Black gold is stored there in very close tanks of each other. This could facilitate their destruction and considerably restrict the possibilities of exporting their hydrocarbons.
An intense activity on Kharg island has been informed since the beginning of the Israeli offensive.
Iranian exports would have increased by 44% compared to the same period last year, according to TankerTrackers.com data, a company specialized in the surveillance of illegal oil companies that, therefore, closely follow Iranian activities, cited by Bloomberg.
The hypothesis of Israeli attacks on the island had already been mentioned last October, during a previous confrontation between Tehran and Tel Aviv.
Iranian oil scarcity would probably have an ascending effect on oil prices. A Goldman Sachs analysis believes that barrel prices could rise up to $ 90 after the loss of Iranian production, then fall around $ 60 per barrel in 2026 as the offer is recovered, reports the New York Times.
In a note consulted by BFM Business, Deutsche Bank plans a more moderate scenario, with a reduction of only 50 % of Iranian exports without important interruptions.

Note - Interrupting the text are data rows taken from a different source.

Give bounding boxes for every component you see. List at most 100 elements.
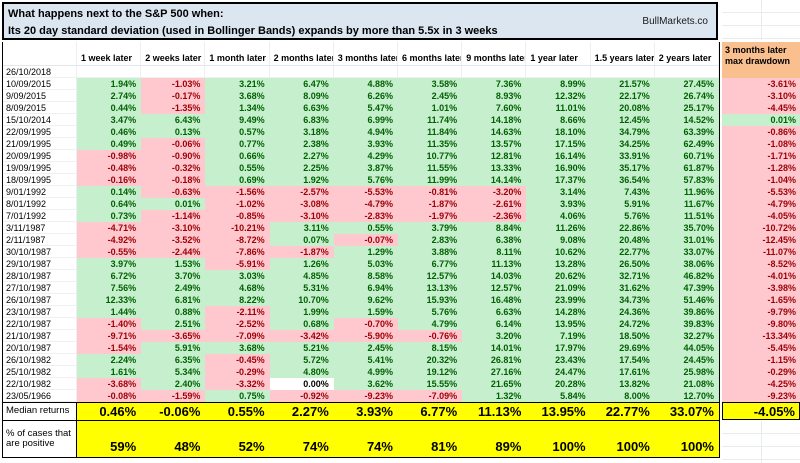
date-cell[interactable]: 2/11/1987 [3, 234, 77, 246]
table-cell[interactable]: 11.26% [526, 222, 591, 234]
date-cell[interactable]: 21/09/1995 [3, 138, 77, 150]
column-header[interactable]: 2 weeks later [141, 42, 206, 66]
table-cell[interactable]: 3.58% [397, 78, 463, 90]
table-cell[interactable]: 25.98% [654, 366, 719, 378]
table-cell[interactable]: 27.45% [654, 78, 719, 90]
table-cell[interactable]: 0.44% [77, 102, 142, 114]
table-cell[interactable]: 8.15% [397, 342, 463, 354]
table-cell[interactable] [526, 66, 591, 78]
table-cell[interactable]: 5.76% [590, 210, 655, 222]
max-drawdown-cell[interactable]: -11.07% [722, 246, 800, 258]
table-cell[interactable]: -0.70% [333, 318, 398, 330]
max-drawdown-cell[interactable]: -4.45% [722, 102, 800, 114]
max-drawdown-cell[interactable]: 0.01% [722, 114, 800, 126]
table-cell[interactable]: 60.71% [654, 150, 719, 162]
table-cell[interactable]: 5.03% [333, 258, 398, 270]
table-cell[interactable]: 5.41% [333, 354, 398, 366]
table-cell[interactable]: 21.09% [526, 282, 591, 294]
percent-positive-cell[interactable]: 100% [616, 439, 650, 454]
table-cell[interactable]: 17.37% [526, 174, 591, 186]
table-cell[interactable]: -0.76% [397, 330, 463, 342]
table-cell[interactable]: -3.10% [269, 210, 334, 222]
table-cell[interactable]: 2.49% [141, 282, 206, 294]
column-header[interactable]: 3 months later [333, 42, 398, 66]
table-cell[interactable]: -3.68% [77, 378, 142, 390]
table-cell[interactable]: -1.59% [141, 390, 206, 402]
table-cell[interactable]: 34.79% [590, 126, 655, 138]
table-cell[interactable]: 22.86% [590, 222, 655, 234]
table-cell[interactable]: 8.99% [526, 78, 591, 90]
table-cell[interactable]: -1.35% [141, 102, 206, 114]
table-cell[interactable]: 25.17% [654, 102, 719, 114]
table-cell[interactable]: 6.72% [77, 270, 142, 282]
table-cell[interactable]: 8.58% [333, 270, 398, 282]
table-cell[interactable]: 23.43% [526, 354, 591, 366]
table-cell[interactable]: 4.88% [333, 78, 398, 90]
date-cell[interactable]: 26/10/1987 [3, 294, 77, 306]
percent-positive-cell[interactable]: 74% [366, 439, 393, 454]
percent-positive-cell[interactable]: 100% [680, 439, 714, 454]
table-cell[interactable]: 20.62% [526, 270, 591, 282]
table-cell[interactable]: 11.99% [397, 174, 463, 186]
table-cell[interactable]: -0.08% [77, 390, 142, 402]
max-drawdown-cell[interactable]: -1.08% [722, 138, 800, 150]
table-cell[interactable]: -2.61% [462, 198, 527, 210]
max-drawdown-cell[interactable]: -5.45% [722, 342, 800, 354]
table-cell[interactable]: 13.82% [590, 378, 655, 390]
table-cell[interactable]: 33.07% [654, 246, 719, 258]
table-cell[interactable]: -3.65% [141, 330, 206, 342]
column-header[interactable]: 2 years later [654, 42, 719, 66]
table-cell[interactable]: 0.07% [269, 234, 334, 246]
table-cell[interactable]: 0.64% [77, 198, 142, 210]
table-cell[interactable]: 31.62% [590, 282, 655, 294]
table-cell[interactable]: 14.63% [462, 126, 527, 138]
table-cell[interactable]: 1.53% [141, 258, 206, 270]
table-cell[interactable]: -0.29% [205, 366, 270, 378]
table-cell[interactable]: 12.57% [397, 270, 463, 282]
table-cell[interactable]: 7.43% [590, 186, 655, 198]
table-cell[interactable]: 14.03% [462, 270, 527, 282]
table-cell[interactable]: 61.87% [654, 162, 719, 174]
table-cell[interactable]: 57.83% [654, 174, 719, 186]
max-drawdown-cell[interactable]: -3.10% [722, 90, 800, 102]
table-cell[interactable] [397, 66, 463, 78]
table-cell[interactable]: 21.08% [654, 378, 719, 390]
table-cell[interactable]: 17.54% [590, 354, 655, 366]
date-cell[interactable]: 27/10/1987 [3, 282, 77, 294]
table-cell[interactable]: 0.69% [205, 174, 270, 186]
median-value-cell[interactable]: 2.27% [291, 404, 329, 419]
date-cell[interactable]: 21/10/1987 [3, 330, 77, 342]
table-cell[interactable]: 3.79% [397, 222, 463, 234]
table-cell[interactable]: 5.34% [141, 366, 206, 378]
table-cell[interactable]: 0.49% [77, 138, 142, 150]
table-cell[interactable]: 4.94% [333, 126, 398, 138]
table-cell[interactable]: -4.92% [77, 234, 142, 246]
table-cell[interactable]: -8.72% [205, 234, 270, 246]
table-cell[interactable]: 1.01% [397, 102, 463, 114]
table-cell[interactable]: 9.62% [333, 294, 398, 306]
table-cell[interactable]: 0.68% [269, 318, 334, 330]
table-cell[interactable]: 11.67% [654, 198, 719, 210]
table-cell[interactable]: 17.15% [526, 138, 591, 150]
table-cell[interactable]: -5.90% [333, 330, 398, 342]
table-cell[interactable]: -1.14% [141, 210, 206, 222]
table-cell[interactable]: 5.31% [269, 282, 334, 294]
table-cell[interactable]: 2.51% [141, 318, 206, 330]
table-cell[interactable] [654, 66, 719, 78]
table-cell[interactable]: 26.50% [590, 258, 655, 270]
table-cell[interactable]: 0.00% [269, 378, 334, 390]
table-cell[interactable]: 17.61% [590, 366, 655, 378]
table-cell[interactable]: -0.45% [205, 354, 270, 366]
table-cell[interactable]: 1.26% [269, 258, 334, 270]
table-cell[interactable]: 10.70% [269, 294, 334, 306]
table-cell[interactable] [590, 66, 655, 78]
percent-positive-cell[interactable]: 100% [552, 439, 586, 454]
table-cell[interactable]: 5.21% [269, 342, 334, 354]
table-cell[interactable]: 47.39% [654, 282, 719, 294]
table-cell[interactable]: -0.17% [141, 90, 206, 102]
max-drawdown-cell[interactable]: -12.45% [722, 234, 800, 246]
table-cell[interactable]: -0.85% [205, 210, 270, 222]
date-cell[interactable]: 19/09/1995 [3, 162, 77, 174]
table-cell[interactable]: 1.61% [77, 366, 142, 378]
date-cell[interactable]: 26/10/1982 [3, 354, 77, 366]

In this case, the outbreak of oil prices would be limited to the environment of current levels. This is the hypothesis held at this time by the market according to German bank analysts.
“Barrel to $ 124”
The most feared scenario remains a blockade of the Ormuz Strait by Iran. According to Deutsche Bank’s calculations, a closure for two months could carry the prices of Brent Barrel to $ 124 in the third quarter of 2025.

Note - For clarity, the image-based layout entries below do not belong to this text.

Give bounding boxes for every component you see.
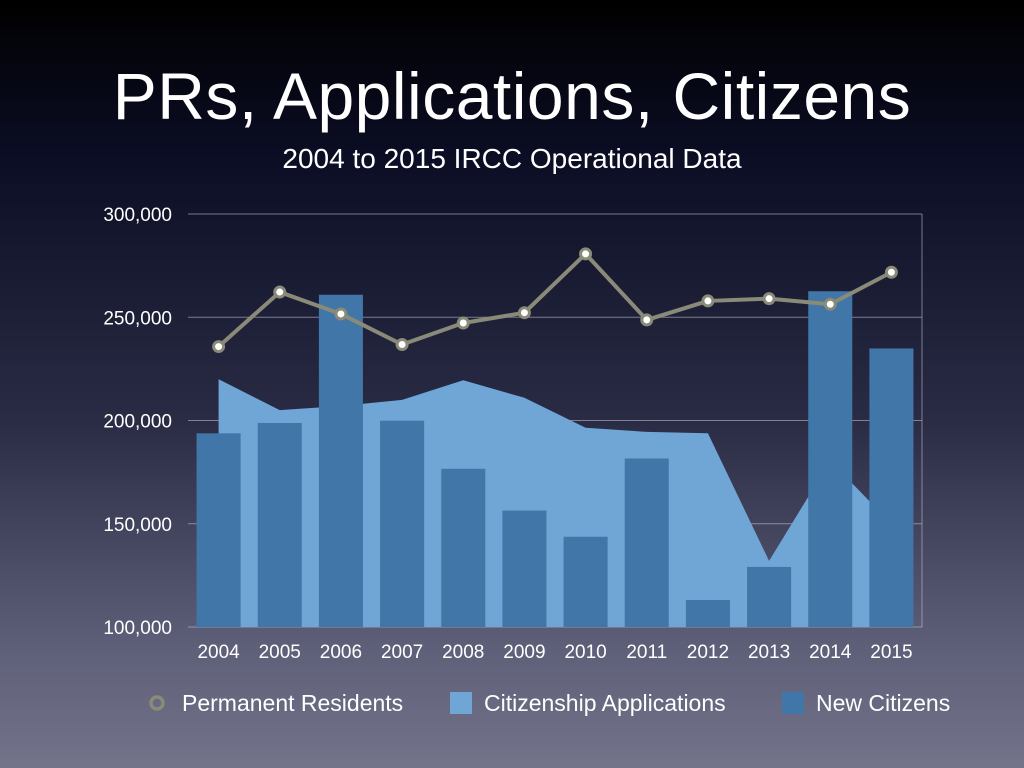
chart-subtitle: 2004 to 2015 IRCC Operational Data [282,143,742,174]
point-permanent-residents [884,265,898,279]
y-tick-label: 150,000 [103,515,172,536]
bar-new-citizens [502,510,547,627]
legend-swatch-citizenship-applications [450,692,472,714]
point-permanent-residents [579,247,593,261]
x-tick-label: 2006 [320,642,362,663]
legend-label-new-citizens: New Citizens [816,690,950,716]
x-tick-label: 2009 [503,642,545,663]
legend-label-permanent-residents: Permanent Residents [182,690,403,716]
point-permanent-residents [517,306,531,320]
y-tick-label: 200,000 [103,412,172,433]
bar-new-citizens [196,433,241,627]
x-tick-label: 2008 [442,642,484,663]
bar-new-citizens [685,599,730,627]
y-tick-label: 100,000 [103,618,172,639]
point-permanent-residents [212,340,226,354]
x-tick-label: 2012 [687,642,729,663]
legend-marker-permanent-residents [149,695,165,711]
x-tick-label: 2007 [381,642,423,663]
legend-label-citizenship-applications: Citizenship Applications [484,690,726,716]
x-tick-label: 2015 [870,642,912,663]
bar-new-citizens [747,566,792,627]
y-tick-label: 300,000 [103,205,172,226]
line-permanent-residents [217,251,893,349]
x-tick-label: 2010 [564,642,606,663]
bar-new-citizens [380,420,425,627]
bar-new-citizens [808,291,853,627]
point-permanent-residents [456,316,470,330]
chart-title: PRs, Applications, Citizens [112,59,912,133]
point-permanent-residents [762,292,776,306]
x-tick-label: 2014 [809,642,852,663]
point-permanent-residents [640,313,654,327]
point-permanent-residents [273,285,287,299]
bar-new-citizens [318,294,363,627]
bar-new-citizens [869,348,914,627]
x-tick-label: 2011 [626,642,667,663]
point-permanent-residents [334,307,348,321]
x-tick-label: 2013 [748,642,790,663]
legend-swatch-new-citizens [782,692,804,714]
x-tick-label: 2004 [197,642,240,663]
point-permanent-residents [701,294,715,308]
point-permanent-residents [395,338,409,352]
bar-new-citizens [257,422,302,627]
bar-new-citizens [563,536,608,627]
x-tick-label: 2005 [259,642,301,663]
bar-new-citizens [441,468,486,627]
bar-new-citizens [624,458,669,627]
point-permanent-residents [823,297,837,311]
y-tick-label: 250,000 [103,308,172,329]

This level has not been reached since 2012 (the historical record is $ 145 per barrel in July 2008). This order of magnitude is confirmed by Stephen Innes, of SPI AM, who talks about a possible price at $ 130.
In this hypothesis, prices would be oriented upwards a relatively long period. The Deutsche Bank only predicts a yield of less than $ 90 at the end of 2026. This would certainly be a pressure on global, already slow growth.
China’s weight
However, such blocking would penalize Iran, by altering their oil exports, important for its fragile economy. They would also be annoying for China, the main Iranian black gold importer.
Beijing buys this oil, directed by American sanctions, with a discount, which allows you to feed your economy with a cheap fuel.
Above all, China and Asian countries in general are the main oil clients extracted in the Middle East. 75 % of the oil that passes through the Ormuz Strait is to Asia, says the International Energy Agency In your 2024 report. It is the same for liquefied natural gas flow (LNG). Therefore, a blockade of the Strait would be very penalizing.
“Iran will not be able to close the Ormuz Strait without a plan B to continue providing China,” TankerTrackers confirms in X. confirms.
Without going as far as the closure, the conflict could interrupt traffic, increasing the cost of insurance or the rental of oil tankers.